COMUNICAÇÃO
Criminalização dos territórios baianos foi tema do projeto Lugar de Fala, na CASE Feminina
Encontro discutiu a distribuição étnica e racial, em Salvador, e de que forma está relacionada com as desigualdades e as diversas formas de opressão
J.S. não sabia ler ou escrever quando passou a cumprir internato na Comunidade de Atendimento Socioeducativo – Case feminina, localizada no bairro Tancredo Neves, em Salvador. Hoje, três anos depois, estuda simultaneamente a 6ª e a 7ª série, se orgulha dos aprendizados colecionados em pouco menos de três anos e já sonha com o futuro.
“Quero fazer um curso de fotografia e montar um projeto voltado para pessoas negras. Também sonho ser psicóloga. Quero estudar muito para trabalhar com Psicologia porque gosto de conversar com as pessoas”, planeja.

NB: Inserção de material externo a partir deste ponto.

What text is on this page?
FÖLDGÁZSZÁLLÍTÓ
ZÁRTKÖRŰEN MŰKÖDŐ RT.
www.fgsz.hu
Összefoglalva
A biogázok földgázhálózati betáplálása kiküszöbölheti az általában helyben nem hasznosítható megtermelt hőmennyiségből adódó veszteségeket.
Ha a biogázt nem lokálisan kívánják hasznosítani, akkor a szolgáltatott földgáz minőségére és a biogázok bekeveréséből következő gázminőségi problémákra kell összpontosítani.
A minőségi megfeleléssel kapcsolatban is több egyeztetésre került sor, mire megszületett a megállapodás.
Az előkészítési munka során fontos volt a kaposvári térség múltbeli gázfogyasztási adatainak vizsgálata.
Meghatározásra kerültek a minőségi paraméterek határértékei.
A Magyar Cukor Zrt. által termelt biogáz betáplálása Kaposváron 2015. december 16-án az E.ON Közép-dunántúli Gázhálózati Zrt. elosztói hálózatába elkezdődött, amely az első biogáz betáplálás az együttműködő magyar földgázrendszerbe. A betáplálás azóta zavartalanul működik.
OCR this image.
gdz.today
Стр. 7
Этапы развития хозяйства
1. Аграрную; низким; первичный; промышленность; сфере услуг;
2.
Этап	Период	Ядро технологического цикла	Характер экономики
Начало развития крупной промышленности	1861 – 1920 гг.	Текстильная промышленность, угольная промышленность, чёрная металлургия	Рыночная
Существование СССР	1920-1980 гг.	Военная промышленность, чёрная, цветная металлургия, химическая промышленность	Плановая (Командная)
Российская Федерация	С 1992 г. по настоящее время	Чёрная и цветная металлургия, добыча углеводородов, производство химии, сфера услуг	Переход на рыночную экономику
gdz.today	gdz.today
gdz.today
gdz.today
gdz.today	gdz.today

A jovem é uma das participantes do projeto Lugar de Fala, criado pela Defensoria Pública do Estado da Bahia – DPE/BA para promover a cidadania e a educação em direitos entre jovens e adolescentes que cumprem medidas socioeducativas no estado.
Para J.S., a iniciativa contribui para formação pessoal. “Participo do projeto desde o início e gosto muito do Lugar de Fala porque a gente aprende a se expressar, aprende várias outras coisas também”.
Nesta terça-feira, 17, o projeto discutiu a criminologia dos territórios baianos, a relação estabelecida com a distribuição sociocultural e, acima de tudo, étnica e racial na Bahia, especialmente em Salvador.
Território e construção de identidade
Guiado pelo professor de Direito Penal, Vinícius de Assis Romão, o momento incluiu debates sobre origens territoriais das internas e construção de identidade; experiências de vida e locais de pertencimento.
“O objetivo foi trabalhar sobre o lugar que elas ocupam na cidade para, a partir daí, traçar discussões sobre as desigualdades – não só em relação à operacionalização do poder punitivo, mas com a perspectiva de que a punição é apenas uma faceta de um cenário de estruturas opressoras de raça, gênero e classe social”, explicou Romão.
Para promover a reflexão, foram usados mapas de Salvador e da Bahia para que as socioeducandas pudessem marcar os locais por onde passaram. Este foi um meio de refletir sobre o perfil das respectivas regiões e quais características todas carregam em comum.
“Como o projeto Lugar de Fala traz na essência o debate sobre reconhecimento e pertencimento, tem tudo a ver discutir a categoria do território, que é historicamente uma matriz das lutas por liberdade e igualdade no Brasil. E a gente vê isso em diversas perspectivas”, comenta.
Para o docente, “a partir desse contexto, de pensar a criminalização de territórios, é possível refletir sobre o quanto a sensação de pertencimento a um lugar contribui para uma reflexão mais ampla sobre resistências em um viés antirracista e antimachista”.
Outros caminhos
Criado pela Especializada da Defesa dos Direitos da Criança e do Adolescente da DPE/BA, o projeto Lugar de Fala propõe debates incentivados por especialistas convidados da Defensoria que abordam temas ligados à infância e à juventude. À frente da iniciativa, o defensor público Bruno Moura comenta algumas das contribuições esperadas.
“Investir na formação de cada um é o que vai fazer vocês trilharem outros caminhos. Eu sempre quis que este fosse um espaço realmente livre para vocês estarem e para falarem também”, disse na ocasião o defensor, que conversou individualmente com as internas antes do início do projeto.
A troca de experiências também está entre os objetivos. “Todas as pessoas que aqui vieram tinham o propósito de estimular o debate, mas também de ouvir vocês para que pudessem levar algo também”, completou Bruno Moura.